Grant TypePost PhD Research Grant
Institutional AffiliationWellesley College, MA
Grant numberGr. 9659
Approve DateApril 18, 2018
Project TitleEllison, Dr. Susan H., Wellesley College, Wellesley, MA - To aid research on 'Betrayed: Politics, Pyramid Schemes, and Bolivian Vernaculars of Fraud'
Preliminary abstract: ‘Betrayed’ pivots around the moral economies and governance politics of estafa (fraud) in the city of El Alto, Bolivia. Questions of fraud sit at the intersection of donor-backed development projects and dubious pyramid schemes, transnational judicial reform efforts, and everyday livelihood strategies in places like Bolivia, as foreign donors and national governments alike emphasize entrepreneurship as the means to alleviate poverty and seek to promote the rule of law. Accusations of estafa have become ubiquitous in Bolivia. Wounded ex-lovers plaster city walls with photographs of people they accuse of defrauding their hearts–or bank accounts.

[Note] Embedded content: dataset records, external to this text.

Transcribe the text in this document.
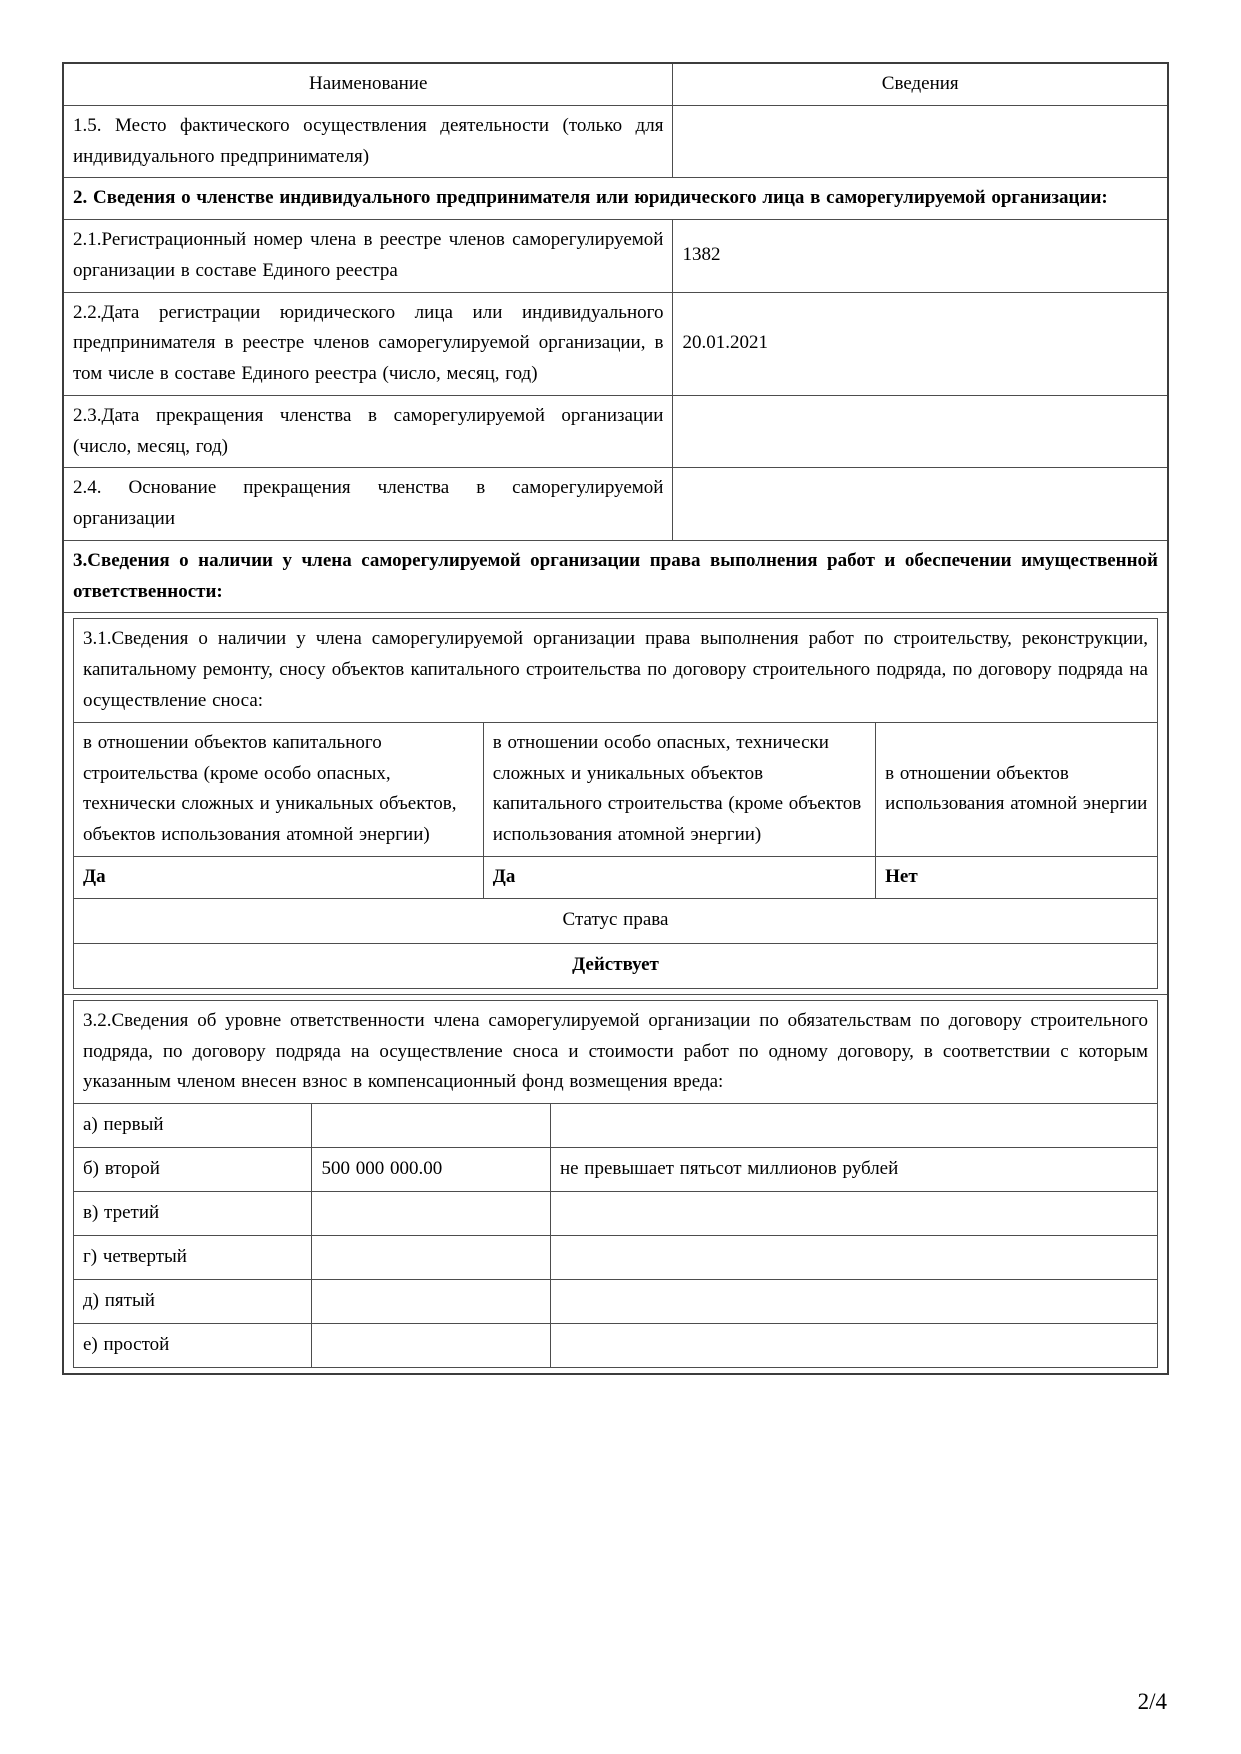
Наименование	Сведения
1.5. Место фактического осуществления деятельности (только для индивидуального предпринимателя)	
2. Сведения о членстве индивидуального предпринимателя или юридического лица в саморегулируемой организации:
2.1.Регистрационный номер члена в реестре членов саморегулируемой организации в составе Единого реестра	1382
2.2.Дата регистрации юридического лица или индивидуального предпринимателя в реестре членов саморегулируемой организации, в том числе в составе Единого реестра (число, месяц, год)	20.01.2021
2.3.Дата прекращения членства в саморегулируемой организации (число, месяц, год)	
2.4. Основание прекращения членства в саморегулируемой организации	
3.Сведения о наличии у члена саморегулируемой организации права выполнения работ и обеспечении имущественной ответственности:

3.1.Сведения о наличии у члена саморегулируемой организации права выполнения работ по строительству, реконструкции, капитальному ремонту, сносу объектов капитального строительства по договору строительного подряда, по договору подряда на осуществление сноса:
в отношении объектов капитального строительства (кроме особо опасных, технически сложных и уникальных объектов, объектов использования атомной энергии)	в отношении особо опасных, технически сложных и уникальных объектов капитального строительства (кроме объектов использования атомной энергии)	в отношении объектов использования атомной энергии
Да	Да	Нет
Статус права
Действует

3.2.Сведения об уровне ответственности члена саморегулируемой организации по обязательствам по договору строительного подряда, по договору подряда на осуществление сноса и стоимости работ по одному договору, в соответствии с которым указанным членом внесен взнос в компенсационный фонд возмещения вреда:
а) первый		
б) второй	500 000 000.00	не превышает пятьсот миллионов рублей
в) третий		
г) четвертый		
д) пятый		
е) простой		
2/4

Consumer protection agencies debate whether to regulate shamans operating out of tin shacks. Aggrieved citizens accuse political leaders of fraudulent performances of indigeneity. In El Alto, such accusations have concentrated around irregular land sales and criminalized pyramid schemes as residents navigate the ambiguous distinctions between legal multilevel marketing sales and Ponzi investments, pursue delinquent debtors, and grapple with forged land titles. ‘Betrayed’ will examine the ways state agencies and ordinary citizens police proper versus transgressive sources of wealth and how people re-build trust in the wake of perceived duplicities through sustained ethnographic research with irregular land vendors, pyramid scheme participants, shopkeepers, and salespeople in Bolivia’s many multilevel marketing companies, as well as with state regulators and members of the criminal justice system. Through a close study of the intersecting moral, political, and legal valences of estafa, this project will illuminate the shifting relationship between desire, private property ownership, virtuous citizenship, and the criminalization of insolvent subjects in El Alto–with implications for understanding fraud’s significance well beyond the Bolivian context.